Capitolio

Telón de fondo

Conservar a Coahuila y a La Laguna unidos en un solo territorio y desterrar los lamentos fueron los mensajes subyacentes del gobernador Rubén Moreira y el alcalde Miguel Riquelme en la toma de posesión del ayuntamiento 2014-2017. Por su riqueza de hidrocarburos, “hoy (…) es una suerte ser coahuilense”, dijo Moreira.

Los municipios metropolitanos (Torreón, Gómez Palacio y Lerdo) “estamos orgullosos de pertenecer a cada uno de nuestros estados (…) nuestras raíces históricas y nuestra dinámica no pueden estar separadas”, expresó Riquelme. El gobernador precisó que hay empleos donde las empresas recuperan sus inversiones y obtienen ganancias. Estas condiciones “no se generan espontáneamente o lamentándose o tratando de culpar a otras regiones del estado (…) cuando ellas pueden ser aliadas”. Riquelme había pedido antes recuperar el espíritu lagunero: “basta de lamentos, basta de descalificaciones.”. Moreira, quien se asume como gobernador lagunero (“Torreón lo quiere”, le dijo Riquelme), se manifestó enamorado de la ciudad. “Seguiré diciendo que es bella y que tiene muchas cosas buenas. A veces lo digo de forma muy efusiva, pero en ella está parte de mi pasión por Torreón”. La efusividad le ha costado críticas. Cuando declaró “Torreón está a toda madre” (El Siglo, 6.9.13) fue la comidilla en columnas políticas, de opinión y en las redes sociales.


Esta vez, con mesura, insistió “las cosas van mejorando”. Incluso dio un dato: mientras en diciembre de 2012 se registraron sesenta y un muertes violentas solo en Torreón, el mes pasado los homicidios sumaron cuarenta y cinco en todo el estado. Enseguida se vacunó “falta mucho por hacer, pero es menos, mucho menos de lo que teníamos por delante hace dos años. (…) Acá suceden ahora cosas buenas, digámoslas; no por un gobierno, más bien por una ciudad que lo necesita y se lo merece”. Uno de los reproches recurrentes al ex alcalde Eduardo Olmos fue su falta de autoridad y sumisión al gobierno del estado. Riquelme, en su discurso, estableció que en lo sucesivo será él quien tome las decisiones “asumo el liderazgo que me corresponde como alcalde y primera autoridad de Torreón (…) cada uno de nosotros asumamos lo que nos toca hacer”.


El alcalde ofreció tácitamente un gobierno distinto al de Olmos, como el de Rubén Moreira lo ha sido respecto al de su hermano Humberto. Recibieron Coahuila y Torreón en condiciones desastrosas. El desafío de ambos consiste en recuperar la confianza en las instituciones que representan. Ahora que el movimiento social no el de castas cupulares por la separación de La Laguna cobra adeptos, también deben persuadir a los laguneros de que sus expectativas son mejores como parte de Coahuila que como estado independiente.

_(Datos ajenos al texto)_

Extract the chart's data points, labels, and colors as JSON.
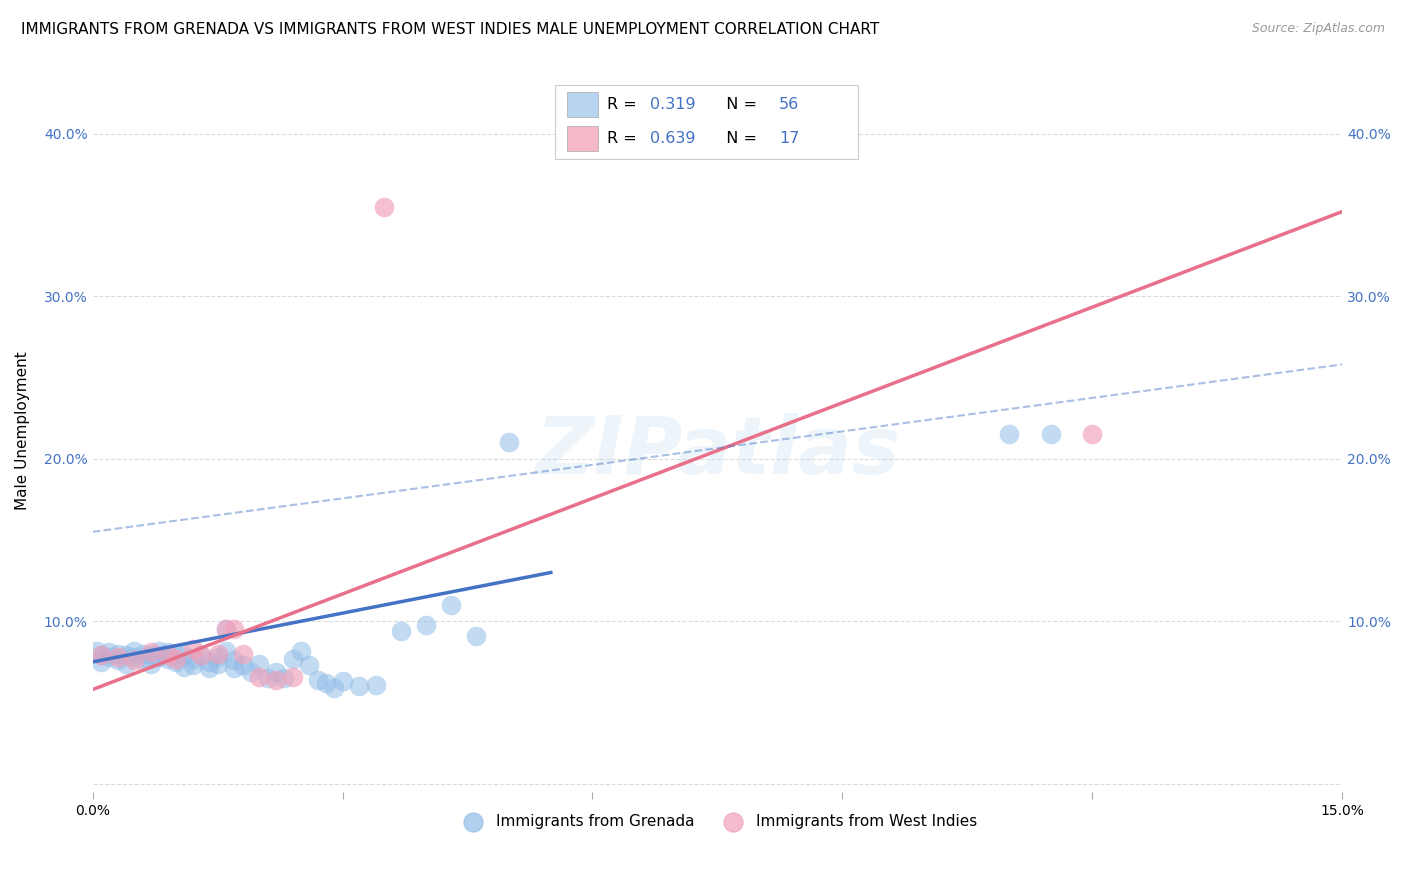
{
  "title": "IMMIGRANTS FROM GRENADA VS IMMIGRANTS FROM WEST INDIES MALE UNEMPLOYMENT CORRELATION CHART",
  "source": "Source: ZipAtlas.com",
  "ylabel": "Male Unemployment",
  "xlim": [
    0,
    0.15
  ],
  "ylim": [
    -0.005,
    0.44
  ],
  "yticks": [
    0.0,
    0.1,
    0.2,
    0.3,
    0.4
  ],
  "xtick_vals": [
    0.0,
    0.03,
    0.06,
    0.09,
    0.12,
    0.15
  ],
  "xtick_labels": [
    "0.0%",
    "",
    "",
    "",
    "",
    "15.0%"
  ],
  "watermark": "ZIPatlas",
  "blue_color": "#90bce8",
  "pink_color": "#f0a0b8",
  "line_blue": "#4472c4",
  "line_pink": "#e8708a",
  "legend_box_blue": "#b8d4f0",
  "legend_box_pink": "#f4b8c8",
  "text_blue": "#4472c4",
  "grid_color": "#cccccc",
  "background_color": "#ffffff",
  "blue_scatter": [
    [
      0.0005,
      0.082
    ],
    [
      0.001,
      0.079
    ],
    [
      0.001,
      0.075
    ],
    [
      0.002,
      0.081
    ],
    [
      0.002,
      0.078
    ],
    [
      0.003,
      0.076
    ],
    [
      0.003,
      0.08
    ],
    [
      0.004,
      0.079
    ],
    [
      0.004,
      0.074
    ],
    [
      0.005,
      0.082
    ],
    [
      0.005,
      0.078
    ],
    [
      0.006,
      0.08
    ],
    [
      0.006,
      0.076
    ],
    [
      0.007,
      0.079
    ],
    [
      0.007,
      0.074
    ],
    [
      0.008,
      0.082
    ],
    [
      0.008,
      0.078
    ],
    [
      0.009,
      0.081
    ],
    [
      0.009,
      0.077
    ],
    [
      0.01,
      0.08
    ],
    [
      0.01,
      0.075
    ],
    [
      0.011,
      0.079
    ],
    [
      0.011,
      0.072
    ],
    [
      0.012,
      0.077
    ],
    [
      0.012,
      0.073
    ],
    [
      0.013,
      0.079
    ],
    [
      0.014,
      0.075
    ],
    [
      0.014,
      0.071
    ],
    [
      0.015,
      0.078
    ],
    [
      0.015,
      0.074
    ],
    [
      0.016,
      0.082
    ],
    [
      0.016,
      0.095
    ],
    [
      0.017,
      0.076
    ],
    [
      0.017,
      0.071
    ],
    [
      0.018,
      0.073
    ],
    [
      0.019,
      0.069
    ],
    [
      0.02,
      0.074
    ],
    [
      0.021,
      0.065
    ],
    [
      0.022,
      0.069
    ],
    [
      0.023,
      0.065
    ],
    [
      0.024,
      0.077
    ],
    [
      0.025,
      0.082
    ],
    [
      0.026,
      0.073
    ],
    [
      0.027,
      0.064
    ],
    [
      0.028,
      0.062
    ],
    [
      0.029,
      0.059
    ],
    [
      0.03,
      0.063
    ],
    [
      0.032,
      0.06
    ],
    [
      0.034,
      0.061
    ],
    [
      0.037,
      0.094
    ],
    [
      0.04,
      0.098
    ],
    [
      0.043,
      0.11
    ],
    [
      0.046,
      0.091
    ],
    [
      0.05,
      0.21
    ],
    [
      0.11,
      0.215
    ],
    [
      0.115,
      0.215
    ]
  ],
  "pink_scatter": [
    [
      0.001,
      0.079
    ],
    [
      0.003,
      0.078
    ],
    [
      0.005,
      0.076
    ],
    [
      0.007,
      0.081
    ],
    [
      0.009,
      0.079
    ],
    [
      0.01,
      0.077
    ],
    [
      0.012,
      0.083
    ],
    [
      0.013,
      0.079
    ],
    [
      0.015,
      0.08
    ],
    [
      0.016,
      0.095
    ],
    [
      0.017,
      0.095
    ],
    [
      0.018,
      0.08
    ],
    [
      0.02,
      0.066
    ],
    [
      0.022,
      0.064
    ],
    [
      0.024,
      0.066
    ],
    [
      0.035,
      0.355
    ],
    [
      0.12,
      0.215
    ]
  ],
  "blue_line_x": [
    0.0,
    0.055
  ],
  "blue_line_y": [
    0.075,
    0.13
  ],
  "pink_line_x": [
    0.0,
    0.15
  ],
  "pink_line_y": [
    0.058,
    0.352
  ],
  "dash_line_x": [
    0.0,
    0.15
  ],
  "dash_line_y": [
    0.155,
    0.258
  ],
  "title_fontsize": 11,
  "axis_label_fontsize": 11,
  "tick_fontsize": 10,
  "legend_fontsize": 11.5
}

Si la relación municipio-estado se funda en el respeto y en la colaboración efectiva, no en la sumisión a la capital, y si del lamento y las recriminaciones se pasa a la participación de todos los sectores en la construcción de un destino común, este puede ser el momento de Torreón.

“Cuatro años son suficientes para cambiar el panorama”, aseguró Riquelme, cuya agenda marca como prioridades la transparencia y la rendición de cuentas —demanda social persistente.


Asimismo prometió someter su administración a parámetros internacionales y reestructurar el Sistema Municipal de Aguas y Saneamiento, o sea no caer en la tentación de privatizarlo. “(…) somos nosotros quienes podemos administrar bien este sistema”. Un organismo que Olmos dejó también en ruinas.